All in a whirl over potential of skyrmions in magnetic memories
Skrymions – small magnetic whirls – may revolutionise future data storage and information processing if they can be moved rapidly and reliably in small structures, according to a European research team comprising scientists from Johannes Gutenberg University Mainz (JGU) and TU Berlin, together with colleagues from the Netherlands and Switzerland.
Skyrmions – small whirls in the magnetisation of magnetic materials – can have a diameter of less than 100nm. They may be important for the future of magnetic data storage and information processing if they can be moved rapidly and reliably along nanowires or other structures.
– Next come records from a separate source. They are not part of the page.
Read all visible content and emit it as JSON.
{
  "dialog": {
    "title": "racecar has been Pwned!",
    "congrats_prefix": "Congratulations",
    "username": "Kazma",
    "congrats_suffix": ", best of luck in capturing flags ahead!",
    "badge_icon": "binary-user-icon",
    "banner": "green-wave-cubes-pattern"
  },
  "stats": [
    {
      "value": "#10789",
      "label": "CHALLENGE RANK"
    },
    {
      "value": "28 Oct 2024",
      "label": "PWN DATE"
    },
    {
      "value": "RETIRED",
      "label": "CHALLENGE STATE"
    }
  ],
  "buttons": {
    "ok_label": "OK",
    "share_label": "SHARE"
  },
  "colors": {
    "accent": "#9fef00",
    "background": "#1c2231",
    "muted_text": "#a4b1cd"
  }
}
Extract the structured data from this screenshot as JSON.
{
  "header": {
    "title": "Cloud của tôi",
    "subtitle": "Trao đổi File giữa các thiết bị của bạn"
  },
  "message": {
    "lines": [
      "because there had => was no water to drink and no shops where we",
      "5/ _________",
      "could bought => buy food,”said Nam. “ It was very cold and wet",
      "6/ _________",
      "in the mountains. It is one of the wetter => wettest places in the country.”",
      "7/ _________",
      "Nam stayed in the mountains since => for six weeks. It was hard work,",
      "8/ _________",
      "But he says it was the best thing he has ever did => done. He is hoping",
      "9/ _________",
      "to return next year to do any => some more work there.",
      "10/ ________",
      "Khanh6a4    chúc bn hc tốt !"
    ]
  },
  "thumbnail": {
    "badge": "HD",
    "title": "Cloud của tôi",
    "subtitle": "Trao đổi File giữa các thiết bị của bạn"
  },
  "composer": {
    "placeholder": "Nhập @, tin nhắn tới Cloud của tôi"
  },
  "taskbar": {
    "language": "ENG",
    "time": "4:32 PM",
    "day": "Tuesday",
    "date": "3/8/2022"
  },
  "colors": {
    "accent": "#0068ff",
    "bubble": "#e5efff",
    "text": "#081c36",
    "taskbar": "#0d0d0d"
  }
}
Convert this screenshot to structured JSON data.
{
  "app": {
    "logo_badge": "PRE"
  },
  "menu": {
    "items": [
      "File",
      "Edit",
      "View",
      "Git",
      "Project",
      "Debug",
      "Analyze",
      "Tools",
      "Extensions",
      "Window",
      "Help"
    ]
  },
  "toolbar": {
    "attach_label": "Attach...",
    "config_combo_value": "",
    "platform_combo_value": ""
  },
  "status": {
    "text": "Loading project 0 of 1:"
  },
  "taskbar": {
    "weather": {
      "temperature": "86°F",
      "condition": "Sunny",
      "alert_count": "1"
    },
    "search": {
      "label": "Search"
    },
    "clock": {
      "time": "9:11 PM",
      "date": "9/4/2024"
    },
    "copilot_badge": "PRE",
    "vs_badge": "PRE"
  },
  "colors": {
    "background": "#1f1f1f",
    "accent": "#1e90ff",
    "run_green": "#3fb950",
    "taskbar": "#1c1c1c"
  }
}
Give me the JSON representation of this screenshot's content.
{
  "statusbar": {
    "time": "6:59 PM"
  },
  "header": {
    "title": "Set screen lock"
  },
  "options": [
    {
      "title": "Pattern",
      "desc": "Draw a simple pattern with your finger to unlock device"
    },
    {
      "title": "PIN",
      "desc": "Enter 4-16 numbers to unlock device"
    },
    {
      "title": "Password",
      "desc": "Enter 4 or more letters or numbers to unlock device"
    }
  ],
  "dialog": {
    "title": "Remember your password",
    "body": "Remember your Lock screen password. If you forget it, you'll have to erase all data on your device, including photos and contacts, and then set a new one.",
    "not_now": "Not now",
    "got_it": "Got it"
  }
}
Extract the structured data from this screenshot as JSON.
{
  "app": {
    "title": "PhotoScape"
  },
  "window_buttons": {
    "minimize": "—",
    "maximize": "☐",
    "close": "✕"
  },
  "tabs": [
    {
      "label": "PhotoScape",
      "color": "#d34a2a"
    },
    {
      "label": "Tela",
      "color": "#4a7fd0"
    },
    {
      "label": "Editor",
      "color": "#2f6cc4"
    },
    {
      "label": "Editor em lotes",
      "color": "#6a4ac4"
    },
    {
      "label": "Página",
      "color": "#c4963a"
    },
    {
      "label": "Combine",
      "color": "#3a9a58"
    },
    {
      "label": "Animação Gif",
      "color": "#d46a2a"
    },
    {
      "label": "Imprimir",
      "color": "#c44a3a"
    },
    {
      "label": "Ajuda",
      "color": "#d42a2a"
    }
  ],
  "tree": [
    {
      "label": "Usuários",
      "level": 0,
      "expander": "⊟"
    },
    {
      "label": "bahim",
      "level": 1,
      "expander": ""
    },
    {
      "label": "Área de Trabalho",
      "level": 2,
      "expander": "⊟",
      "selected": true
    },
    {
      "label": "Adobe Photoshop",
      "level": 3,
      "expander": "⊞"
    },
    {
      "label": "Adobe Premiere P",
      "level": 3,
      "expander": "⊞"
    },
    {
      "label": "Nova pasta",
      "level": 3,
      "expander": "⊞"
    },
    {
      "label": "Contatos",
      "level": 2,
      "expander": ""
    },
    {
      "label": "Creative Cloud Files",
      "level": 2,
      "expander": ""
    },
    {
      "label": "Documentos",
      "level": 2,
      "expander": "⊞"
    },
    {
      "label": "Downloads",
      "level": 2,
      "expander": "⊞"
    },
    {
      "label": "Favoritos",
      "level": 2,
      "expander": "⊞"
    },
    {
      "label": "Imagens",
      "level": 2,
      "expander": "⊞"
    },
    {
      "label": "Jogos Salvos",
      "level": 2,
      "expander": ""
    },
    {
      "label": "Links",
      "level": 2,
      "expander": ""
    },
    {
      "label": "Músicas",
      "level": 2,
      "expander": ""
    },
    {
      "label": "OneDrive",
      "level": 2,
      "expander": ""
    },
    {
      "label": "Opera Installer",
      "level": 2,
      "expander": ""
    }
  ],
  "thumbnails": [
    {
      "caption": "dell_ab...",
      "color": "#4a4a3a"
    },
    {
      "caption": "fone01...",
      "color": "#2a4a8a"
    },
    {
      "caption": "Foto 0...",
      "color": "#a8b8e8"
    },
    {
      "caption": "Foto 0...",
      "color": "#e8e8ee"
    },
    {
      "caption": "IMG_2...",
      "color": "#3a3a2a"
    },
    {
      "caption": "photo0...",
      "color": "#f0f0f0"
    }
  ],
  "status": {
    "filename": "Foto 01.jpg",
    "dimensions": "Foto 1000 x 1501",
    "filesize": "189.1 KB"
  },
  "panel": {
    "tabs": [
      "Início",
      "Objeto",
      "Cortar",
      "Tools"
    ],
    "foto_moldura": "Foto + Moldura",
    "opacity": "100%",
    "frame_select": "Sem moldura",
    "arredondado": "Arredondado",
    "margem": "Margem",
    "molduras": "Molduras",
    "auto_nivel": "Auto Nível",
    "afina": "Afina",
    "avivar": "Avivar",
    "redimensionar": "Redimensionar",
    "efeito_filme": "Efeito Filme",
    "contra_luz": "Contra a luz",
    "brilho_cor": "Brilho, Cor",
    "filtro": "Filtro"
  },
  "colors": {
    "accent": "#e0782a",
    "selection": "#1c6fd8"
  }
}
The researchers found skyrmions follow a complex trajectory and continue to move after external excitation is removed. The team say this effect will be especially important if a skyrmion is to be moved to a selected position, as would be necessary in a future memory device.
The skyrmions were prepared using small magnetic discs. "When we apply a specific external magnetic field, the magnetisation in these discs creates whirls," said Dr Benjamin Krüger from JGU. Skyrmions were then excited by a magnetic field pulse to trace their motion. "The measurements show that skyrmions move on a very complex trajectory – a hypocycloid," Dr Krüger added.
Because they move on such a curved trajectory means that they must possess inertia. "This effect has not been taken into account until now, but it is important for the development of small magnetic memories," explained Professor Mathias Kläui.